Interestingly, it is growth outside of the U.S. that is helping buoy revenues to some extent. Aon reported growth in global compensation consulting, Hewitt increased financial management and consulting services in Europe, and Mercer’s health and benefits consulting revenues rose two percent, led by growth in Canada, Europe, and Asia Pacific.

Conversely, benefits consulting demand was soft in the U.S., largely impacted by the turmoil leading up to the passage of the health care reform act. Since the various components of the act will go into effect over the next several years, with some elements starting in 2011, there should be increased demand for health care consulting and project work to help clients adapt and ensure compliance. As one vendor referred to health care reform, it’s “the gift that keeps on giving.”

Many current major HRO contracts are with large and multinational companies, and most HRO services are priced based on the number of employees served. ADP’s beyond payroll revenues grew by eight percent, but with employer payrolls down another 2.5 percent, the overall impact was a modest one percent increase in revenues for Employer Services. While there was an uplift in sales to the small and middle market, it will take a return to growth by the large market employers to support stronger and sustainable growth.

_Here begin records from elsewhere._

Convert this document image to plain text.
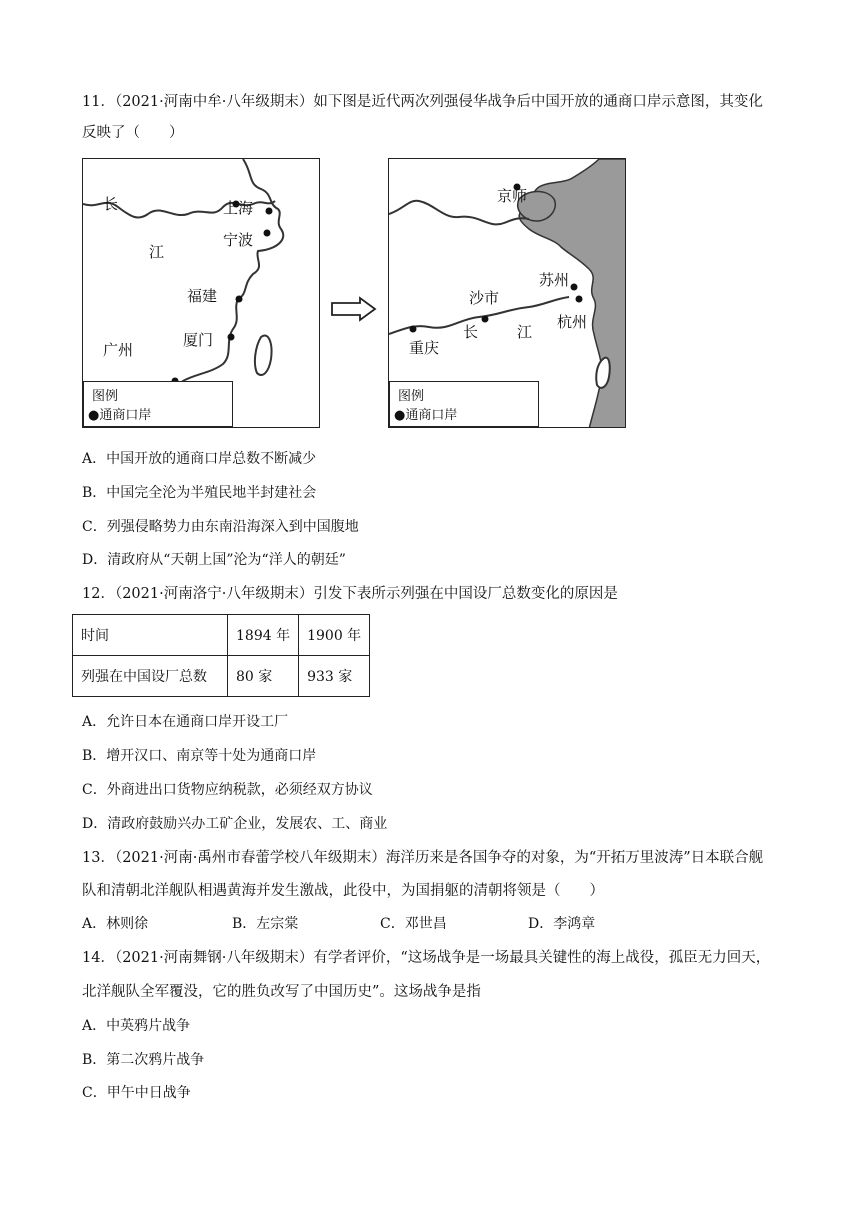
11．（2021·河南中牟·八年级期末）如下图是近代两次列强侵华战争后中国开放的通商口岸示意图，其变化
反映了（　　）
长
江
上海
宁波
福建
厦门
广州
图例
●通商口岸
京师
苏州
沙市
长	江
杭州
重庆
图例
●通商口岸
A．中国开放的通商口岸总数不断减少
B．中国完全沦为半殖民地半封建社会
C．列强侵略势力由东南沿海深入到中国腹地
D．清政府从“天朝上国”沦为“洋人的朝廷”
12．（2021·河南洛宁·八年级期末）引发下表所示列强在中国设厂总数变化的原因是
时间	1894 年	1900 年
列强在中国设厂总数	80 家	933 家
A．允许日本在通商口岸开设工厂
B．增开汉口、南京等十处为通商口岸
C．外商进出口货物应纳税款，必须经双方协议
D．清政府鼓励兴办工矿企业，发展农、工、商业
13．（2021·河南·禹州市春蕾学校八年级期末）海洋历来是各国争夺的对象，为“开拓万里波涛”日本联合舰
队和清朝北洋舰队相遇黄海并发生激战，此役中，为国捐躯的清朝将领是（　　）
A．林则徐	B．左宗棠	C．邓世昌	D．李鸿章
14．（2021·河南舞钢·八年级期末）有学者评价，“这场战争是一场最具关键性的海上战役，孤臣无力回天，
北洋舰队全军覆没，它的胜负改写了中国历史”。这场战争是指
A．中英鸦片战争
B．第二次鸦片战争
C．甲午中日战争
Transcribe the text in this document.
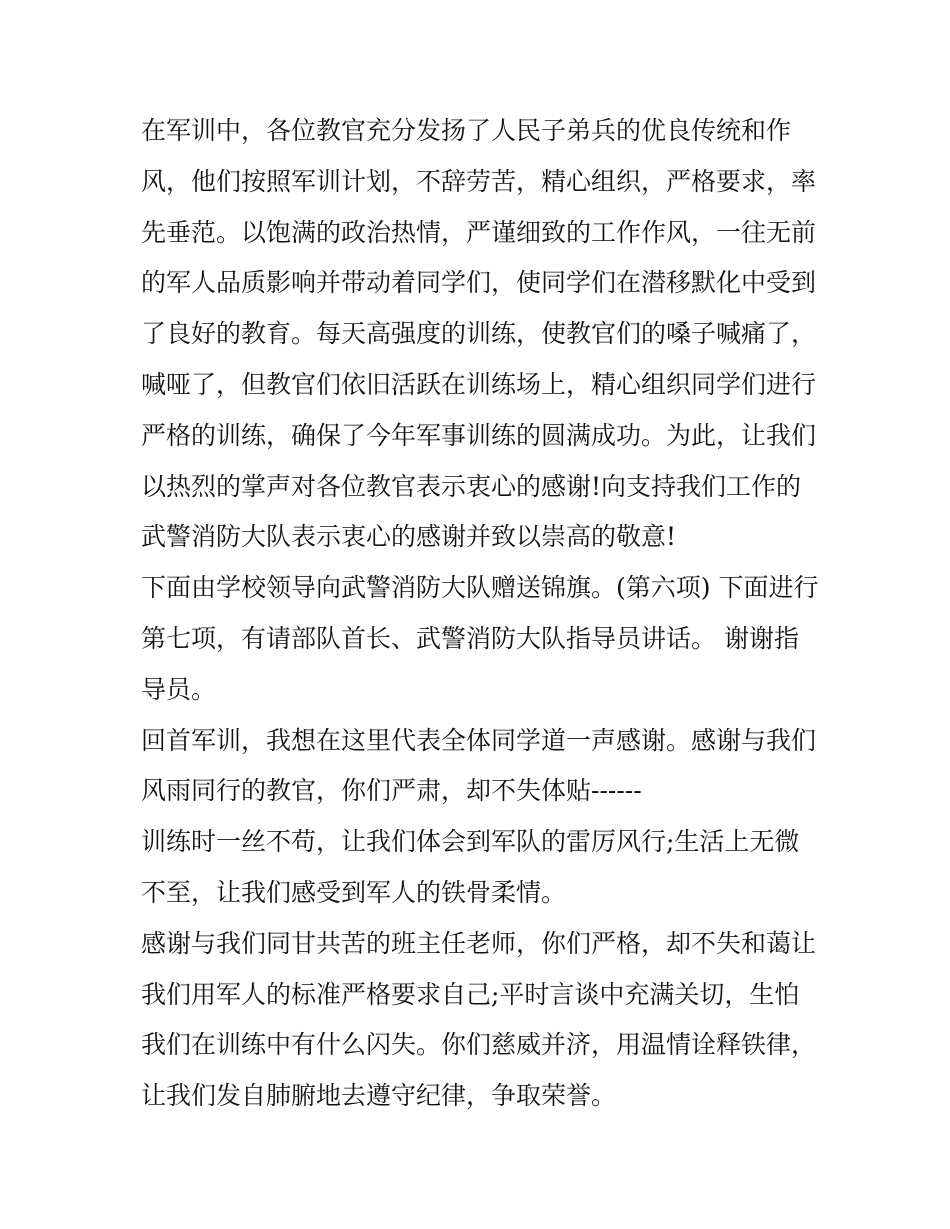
在军训中，各位教官充分发扬了人民子弟兵的优良传统和作
风，他们按照军训计划，不辞劳苦，精心组织，严格要求，率
先垂范。以饱满的政治热情，严谨细致的工作作风，一往无前
的军人品质影响并带动着同学们，使同学们在潜移默化中受到
了良好的教育。每天高强度的训练，使教官们的嗓子喊痛了，
喊哑了，但教官们依旧活跃在训练场上，精心组织同学们进行
严格的训练，确保了今年军事训练的圆满成功。为此，让我们
以热烈的掌声对各位教官表示衷心的感谢!向支持我们工作的
武警消防大队表示衷心的感谢并致以崇高的敬意!
下面由学校领导向武警消防大队赠送锦旗。(第六项) 下面进行
第七项，有请部队首长、武警消防大队指导员讲话。 谢谢指
导员。
回首军训，我想在这里代表全体同学道一声感谢。感谢与我们
风雨同行的教官，你们严肃，却不失体贴------
训练时一丝不苟，让我们体会到军队的雷厉风行;生活上无微
不至，让我们感受到军人的铁骨柔情。
感谢与我们同甘共苦的班主任老师，你们严格，却不失和蔼让
我们用军人的标准严格要求自己;平时言谈中充满关切，生怕
我们在训练中有什么闪失。你们慈威并济，用温情诠释铁律，
让我们发自肺腑地去遵守纪律，争取荣誉。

HRO vendors are still tightly managing operating expenses in line with revenues, and operating incomes, margins, free cash flow and cash on hand were all quite strong per the earnings reports for 1Q10. There are signs that service providers are looking forward to better days. As a result, watch for continued acquisition activity with some of that cash on hand. At the same time, I expect acquisitions will be of modest size to strengthen point solutions and expand geographic coverage without being overly dilutive or adding pressure on debt. 

And as yet one more sign of a pending recovery in the HRO market, Accenture has increased its hiring estimates for 2010 to 50,000, and Hewitt is staffing up in sales in anticipation of an improved market. 

At the moment, a reduced rate of decline and flat revenues are good signs of stabilization. But a return to when up is really up will be even better news!